Although they were born at 34 weeks of pregnancy on average, compared with 37 weeks for the postnatal group, there was no difference in cognitive development, said Dr. Catherine Spong, chief of pregnancy and perinatology at the child health institute.
Dr. Adzick said prenatal surgery may “stop exposure of the developing spinal cord and perhaps avert further neurological damage” or stop the leak of spinal fluid that causes brainstem problems.
Results were dramatic for Tyson Thomas, of Stansbury Park, Utah, now 22 months old. His mother, Jessica Thomas, a study participant, said doctors had described his brain malformation as “the worst they had ever seen” and said “it would be likely that he wouldn’t be able to breathe on his own.”
Since birth at 35 weeks gestation, she said, Tyson breathes independently, shows no brainstem malformation and is starting to talk. Bladder nerve damage will require him to urinate through catheters all his life.

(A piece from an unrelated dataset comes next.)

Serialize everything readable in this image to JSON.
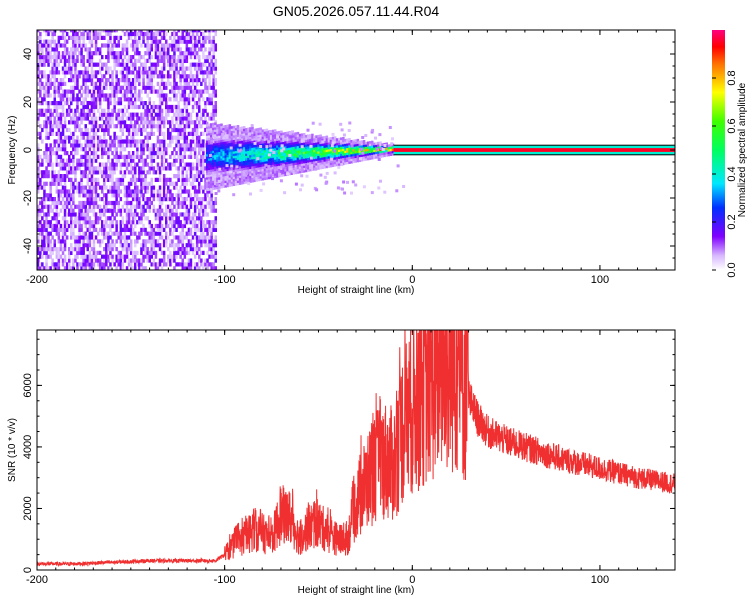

He now uses a walker and a foot brace, but is “getting really close to walking” on his own, said Ms. Thomas, a nurse.
Researchers will follow the children from ages 6 to 9 to see if benefits continue.
Several experts said they would now mention prenatal surgery as one option for some women. But since many women were excluded from the study, including those who were severely obese or whose babies’ conditions did not fit certain specifications, many may be ineligible.
The study should not propel surgeons to “run around and start doing this” for other conditions, said Dr. Terry Buchmiller, a fetal medicine expert at Children’s Hospital Boston who was not involved in the research. “I can go in utero right now and fix a cleft lip, but I don’t think anybody is saying we ought to do that, because of the risk.”
But she called the study “a wonderful, almost several-decade journey of trying to improve the outcomes of a debilitating condition,” adding, “This looks to be potentially life-changing.”